Os quadros de Benedito, pintados nos anos de 2003 a 2005, exaltam a figura humana, com destaque aos olhos e por isso sua exposição foi entitulada "O Olhar". Segundo o médico Rui Sampaio, psiquiatra e perito do Instituto de Criminalística, os olhos são o nosso principal contato com o mundo, como também podem expressar o inconsciente.
De forma geral, Sampaio conclui que a presença do olho nas pinturas de Benedito podem representar tanto sua visão do mundo externo, quanto seus sentimentos. Ao observar os quadros do preso, o psiquiatra diz que existem olhares de tranqüilidade, medo, pavor, passividade, entre outros, que podem ser o mundo interior do preso. Tudo isso, segundo o psiquiatra, foi colocado nas telas de forma inconsciente.
Luta pessoal
O fato de se expressar através da arte é uma defesa, onde inconscientemente o artista pega algo inaceitável pela sociedade (no caso de Benedito, a agressividade) e o torna aceitável (que são as obras de arte). Sampaio exemplifica que esse é o mesmo caso de lutadores de boxe. Alguns destes esportistas, agressivos por natureza, colocam sua raiva no ringue, algo aceitável e interpretado como esporte, pois se o fizessem nas ruas, estariam cometendo delitos. As diversas terapias, como a arte de Benedito, são formas de canalizar seus sentimentos negativos para coisas aceitáveis. A interrupção do tratamento, segundo Sampaio, na maioria das vezes pode agravar o quadro de agressividade, pois o artista perde o seu meio de expressão.

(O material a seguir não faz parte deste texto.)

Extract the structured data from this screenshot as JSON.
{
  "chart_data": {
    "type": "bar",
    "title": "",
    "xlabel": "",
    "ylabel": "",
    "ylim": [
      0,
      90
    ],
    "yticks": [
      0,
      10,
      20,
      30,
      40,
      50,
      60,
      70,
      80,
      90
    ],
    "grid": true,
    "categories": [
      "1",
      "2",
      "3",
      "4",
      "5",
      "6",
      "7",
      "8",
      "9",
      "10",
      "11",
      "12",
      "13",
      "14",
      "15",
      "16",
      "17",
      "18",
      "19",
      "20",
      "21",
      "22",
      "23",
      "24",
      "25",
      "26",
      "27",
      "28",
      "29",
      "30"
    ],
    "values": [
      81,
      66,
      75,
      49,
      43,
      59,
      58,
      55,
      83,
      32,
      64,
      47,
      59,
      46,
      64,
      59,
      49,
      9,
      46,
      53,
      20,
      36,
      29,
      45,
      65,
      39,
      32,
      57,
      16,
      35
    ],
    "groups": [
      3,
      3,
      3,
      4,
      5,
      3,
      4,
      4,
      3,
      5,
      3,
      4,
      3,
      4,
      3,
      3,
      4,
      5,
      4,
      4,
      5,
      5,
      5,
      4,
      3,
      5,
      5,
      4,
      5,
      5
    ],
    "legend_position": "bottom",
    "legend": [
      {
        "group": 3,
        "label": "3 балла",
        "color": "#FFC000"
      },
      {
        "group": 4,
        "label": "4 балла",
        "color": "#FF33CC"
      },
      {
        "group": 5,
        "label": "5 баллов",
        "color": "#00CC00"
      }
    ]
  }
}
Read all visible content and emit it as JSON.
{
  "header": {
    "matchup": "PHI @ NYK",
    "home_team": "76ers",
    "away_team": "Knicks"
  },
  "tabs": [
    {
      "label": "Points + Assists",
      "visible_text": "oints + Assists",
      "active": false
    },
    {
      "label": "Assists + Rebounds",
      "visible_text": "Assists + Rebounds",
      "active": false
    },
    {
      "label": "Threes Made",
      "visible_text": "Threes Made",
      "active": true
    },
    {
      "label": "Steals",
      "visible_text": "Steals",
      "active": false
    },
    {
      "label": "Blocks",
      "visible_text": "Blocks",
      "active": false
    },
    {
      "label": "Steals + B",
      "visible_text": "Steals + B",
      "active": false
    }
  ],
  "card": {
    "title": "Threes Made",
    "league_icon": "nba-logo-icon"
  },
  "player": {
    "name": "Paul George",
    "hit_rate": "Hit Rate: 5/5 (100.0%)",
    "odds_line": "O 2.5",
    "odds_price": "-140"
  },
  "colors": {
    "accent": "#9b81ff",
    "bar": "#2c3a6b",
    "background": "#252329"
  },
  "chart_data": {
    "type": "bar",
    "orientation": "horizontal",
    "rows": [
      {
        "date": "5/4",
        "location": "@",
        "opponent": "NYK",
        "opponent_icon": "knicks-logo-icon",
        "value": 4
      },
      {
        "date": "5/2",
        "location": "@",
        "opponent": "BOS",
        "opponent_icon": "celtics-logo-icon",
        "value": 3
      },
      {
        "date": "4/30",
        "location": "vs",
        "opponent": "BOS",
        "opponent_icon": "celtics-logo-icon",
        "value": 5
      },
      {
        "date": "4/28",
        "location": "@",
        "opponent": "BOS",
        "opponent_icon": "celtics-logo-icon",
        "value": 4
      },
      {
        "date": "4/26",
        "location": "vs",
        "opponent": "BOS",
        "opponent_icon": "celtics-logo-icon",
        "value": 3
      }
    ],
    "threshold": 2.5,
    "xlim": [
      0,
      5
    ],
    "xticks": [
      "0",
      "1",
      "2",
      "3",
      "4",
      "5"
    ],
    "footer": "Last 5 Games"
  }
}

Também pelos quadros do preso, o psiquiatra conseguiu interpretar, de forma geral, que o artista passou por fases distintas. Inicialmente, Benedito pintava flores e a natureza, o que pode denunciar uma fase ingênua. A seguir, quadros com formas simétricas e geométricas, que podem denotar confusão de sentimentos. E já em sua fase atual, mais madura, que mostra principalmente o olho humano, há provavelmente uma interpretação do mundo externo ou então de seus desejos e aspirações internas.